I shared them with my parents, but I still wanted to have a peer to whom I could relate.
Truth be told, much of the silliness of youth, boy-chasing and my tendency to talk too much was actually a coverup for the awkwardness I felt by trying to fit in. I was the square peg in a land of round holes. Or so it seemed to me.
It has been a lifelong struggle for me; one that has continued into my adult years.
I have often been sad and very lonely as I see my acquaintances pair off into groups. I hear of them getting together to go shopping or work out. And something within me cries out, “I want that, too”. And yet I know that there is a level of fulfillment there that can only be met with someone who truly understands you. Not the surface you. Not the intellectual you – but the real you deep inside.
For some, that comes easily. They aren’t so complicated.
But for others it’s rare. For some, it never happens.
I believe the loneliness overwhelmed me completely after I became a mom. The ability to hang out and fellowship came to a screeching halt with diapers and feedings, nap times and early bedtimes. Suddenly I found myself confined to my home.
Loneliness led to cynicism, which led to bitterness and envy. I knew I was in a dangerous place, but it seemed I was powerless against the longing I felt for real, heart-felt friendship that was deeper than hello and goodbye in passing on a Sunday.
Little did I know that the one place I avoided turning to held the answer to the deep need I had felt all my life.
Someone just like me!
Through blogging I have met a handful of “unique” friends who are deep ponderers and “old souls” like me. While we have never met in person, we have connected in a way I have never connected with anyone else my age.
2 Ways to Stop Being a Lonely Mom
1. Mommies need friends.
Oh – yes! Mommies need friends so very badly! Almost more than ever. Suddenly we find our worlds turned on their heads. Our conversations are limited to monologues like, “What is mommy doing? Mommy is making you a bottle. Do you want a bottle? You do? Oh, nice bottle. Nice warm bottle”.
Such depth. Such eloquence. Such….nonsense! But you keep talking to your 1-month old who can’t understand a word you say because the silence will drive you insane.

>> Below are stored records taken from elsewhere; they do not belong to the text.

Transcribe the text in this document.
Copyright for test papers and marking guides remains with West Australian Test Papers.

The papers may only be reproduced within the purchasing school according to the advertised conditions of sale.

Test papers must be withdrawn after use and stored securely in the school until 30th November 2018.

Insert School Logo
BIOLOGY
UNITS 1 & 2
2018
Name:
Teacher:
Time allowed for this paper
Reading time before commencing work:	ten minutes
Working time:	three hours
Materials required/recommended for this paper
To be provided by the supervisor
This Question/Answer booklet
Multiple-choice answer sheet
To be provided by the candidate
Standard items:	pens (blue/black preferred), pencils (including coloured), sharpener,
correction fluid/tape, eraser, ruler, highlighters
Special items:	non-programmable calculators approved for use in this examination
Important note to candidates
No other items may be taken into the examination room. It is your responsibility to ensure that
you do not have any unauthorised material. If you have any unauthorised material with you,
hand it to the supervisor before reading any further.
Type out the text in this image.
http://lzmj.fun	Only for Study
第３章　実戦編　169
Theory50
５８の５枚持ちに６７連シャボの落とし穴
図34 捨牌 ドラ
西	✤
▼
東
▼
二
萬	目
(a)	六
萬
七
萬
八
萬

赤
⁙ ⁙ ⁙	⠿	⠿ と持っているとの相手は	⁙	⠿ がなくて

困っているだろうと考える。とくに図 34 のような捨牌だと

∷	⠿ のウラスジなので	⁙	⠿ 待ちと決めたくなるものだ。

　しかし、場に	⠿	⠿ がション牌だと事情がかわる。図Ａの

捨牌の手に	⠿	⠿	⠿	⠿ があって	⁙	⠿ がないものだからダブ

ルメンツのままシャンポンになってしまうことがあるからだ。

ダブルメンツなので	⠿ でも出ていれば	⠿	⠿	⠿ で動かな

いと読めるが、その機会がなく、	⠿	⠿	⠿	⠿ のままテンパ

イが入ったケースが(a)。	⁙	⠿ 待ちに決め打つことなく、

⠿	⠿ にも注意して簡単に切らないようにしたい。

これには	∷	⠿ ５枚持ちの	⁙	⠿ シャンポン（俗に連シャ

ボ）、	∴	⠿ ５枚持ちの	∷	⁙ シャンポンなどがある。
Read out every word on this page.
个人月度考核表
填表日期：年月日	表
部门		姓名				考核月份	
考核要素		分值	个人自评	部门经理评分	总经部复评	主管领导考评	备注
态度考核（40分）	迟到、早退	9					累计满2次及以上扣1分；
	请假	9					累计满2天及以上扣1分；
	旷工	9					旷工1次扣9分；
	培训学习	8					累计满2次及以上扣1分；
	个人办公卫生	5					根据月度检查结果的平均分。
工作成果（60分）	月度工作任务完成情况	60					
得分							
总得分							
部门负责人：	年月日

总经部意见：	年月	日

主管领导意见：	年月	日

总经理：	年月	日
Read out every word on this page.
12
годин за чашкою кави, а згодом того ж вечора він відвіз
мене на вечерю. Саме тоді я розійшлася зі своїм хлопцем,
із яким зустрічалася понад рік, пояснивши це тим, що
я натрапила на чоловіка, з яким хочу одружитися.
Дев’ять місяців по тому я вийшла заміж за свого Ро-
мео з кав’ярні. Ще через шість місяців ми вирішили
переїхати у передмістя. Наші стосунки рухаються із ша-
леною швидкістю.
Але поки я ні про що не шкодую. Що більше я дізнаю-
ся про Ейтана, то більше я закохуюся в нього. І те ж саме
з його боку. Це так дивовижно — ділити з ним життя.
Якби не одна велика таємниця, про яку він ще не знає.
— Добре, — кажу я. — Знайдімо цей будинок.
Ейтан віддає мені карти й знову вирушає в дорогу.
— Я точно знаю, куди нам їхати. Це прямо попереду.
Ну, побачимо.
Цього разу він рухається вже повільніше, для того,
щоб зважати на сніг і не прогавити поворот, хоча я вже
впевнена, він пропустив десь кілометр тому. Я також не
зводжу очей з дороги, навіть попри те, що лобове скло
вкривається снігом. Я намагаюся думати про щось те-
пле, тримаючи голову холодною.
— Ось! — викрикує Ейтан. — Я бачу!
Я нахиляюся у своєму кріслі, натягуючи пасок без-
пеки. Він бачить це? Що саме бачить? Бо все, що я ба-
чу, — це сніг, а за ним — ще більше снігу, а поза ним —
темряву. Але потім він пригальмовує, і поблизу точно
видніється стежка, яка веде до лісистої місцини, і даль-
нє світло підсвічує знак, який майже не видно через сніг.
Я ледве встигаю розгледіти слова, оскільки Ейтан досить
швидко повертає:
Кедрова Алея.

Suddenly, your TV that sat untouched for 5 years is on 17 hours a day because it is truly the only adult-type conversation you hear.
After a short time, the longing for a heart-felt conversation is overwhelming.
2. There’s an app for that!
This is probably the part where you’re going, “Oh please! You can’t have a meaningful friendship over the Internet!”
My reply is, “Why not?”
Let’s be real for a moment. Your day is regulated by diapers, nap times, meal times, and bed times. When do you have time to actually go and visit friends on a regular basis? How often do you actually have friends over to your place?
The answer to both is probably like mine: not very often.
We live in the country and only have one car. You can probably guess how many times I actually leave my property. Let me help you – it’s rare.
It occurred to me the other day that communicating through apps over the Internet is no different than actually picking up the phone to talk to a friend across town.
Some of my friends – who live 6 time zones away – and I use Skype, Google Hangouts and Voxer on a daily and weekly basis to stay in touch.
And you know what?
We have all agreed that our lives are richer, our hearts are fuller, and the loneliness we all once felt is gone.
Mommies need friends, but sometimes friends come from unexpected places.
Here’s to my unexpected friends from unexpected places who have touched my life in unexpected ways.
Dear mommy, are you like me? Are you lonely and longing for friendship? If there is one thing I’ve learned over the past year it is that most people agree that they are very lonely. Our society has shifted and real, deep friendships are actually rare – in a traditional sense. Yet I have found that utilizing modern technology to build friendship has merit. Maybe we can’t fight what advancement has done to relationships, but we can sure make use of it – and I have found that for me, it has truly worked.